What must a school system that performs poorly do to become good? And what must a system with good performance do to become excellent? In a new McKinsey report, How the world’s most improved school systems keep getting better, we attempt to answer these questions.
We analyzed 20 systems from around the world—all with improving but differing levels of performance—and examined how each has achieved significant, sustained, and widespread gains in student outcomes, as measured by international and national assessments. The report was based on more than 200 interviews with stakeholders in school systems and an analysis of some 600 interventions they carried out—two strands of research comprising what we believe is the most comprehensive database of global school system reform ever assembled. It identifies the reform elements replicable for school systems elsewhere, as well as those elements that are context specific, as they move from poor to fair to good to great to excellent performance.
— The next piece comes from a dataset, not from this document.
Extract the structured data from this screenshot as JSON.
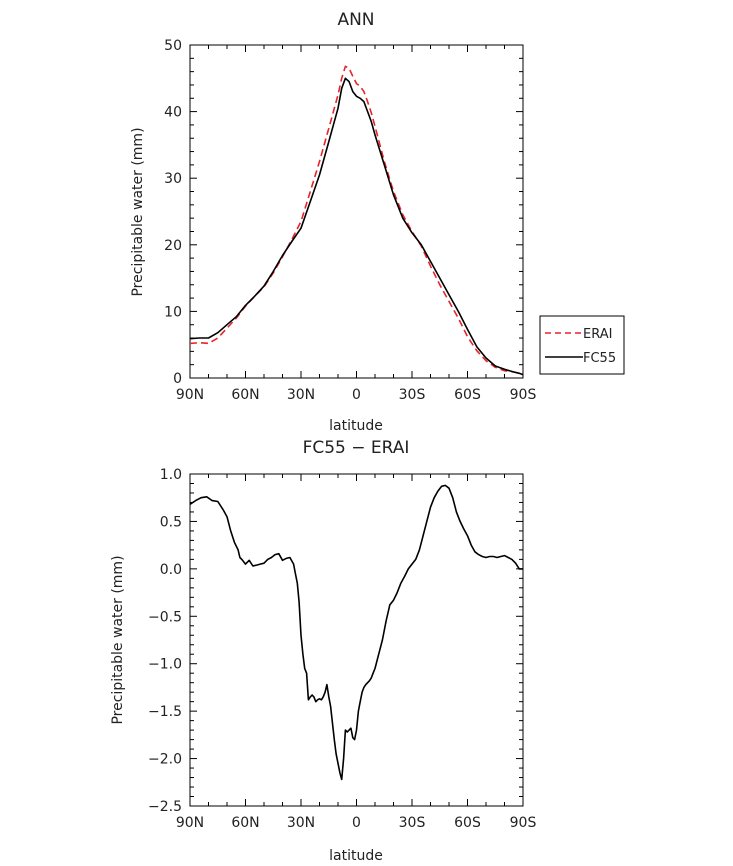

Among other findings, the report shows that a school system can improve from any starting point and can become significantly more effective within six years. The research suggests that all improving systems implement similar sets of interventions to move from one particular performance level to the next, irrespective of culture, geography, politics, or history. A consistent cluster of interventions moves systems from poor to fair performance, a second cluster from fair to good performance, a third from good to great performance, and yet another from great to excellent performance. Although reaching each performance stage involves a common set of interventions, systems may sequence, time, and roll them out quite differently.
While there is no single path to improving performance, the experiences of the 20 school systems we studied show the strong commonalities in the nature of their journeys of improvement. This report outlines those aspects that are universal, those that are context specific, and how the two interact.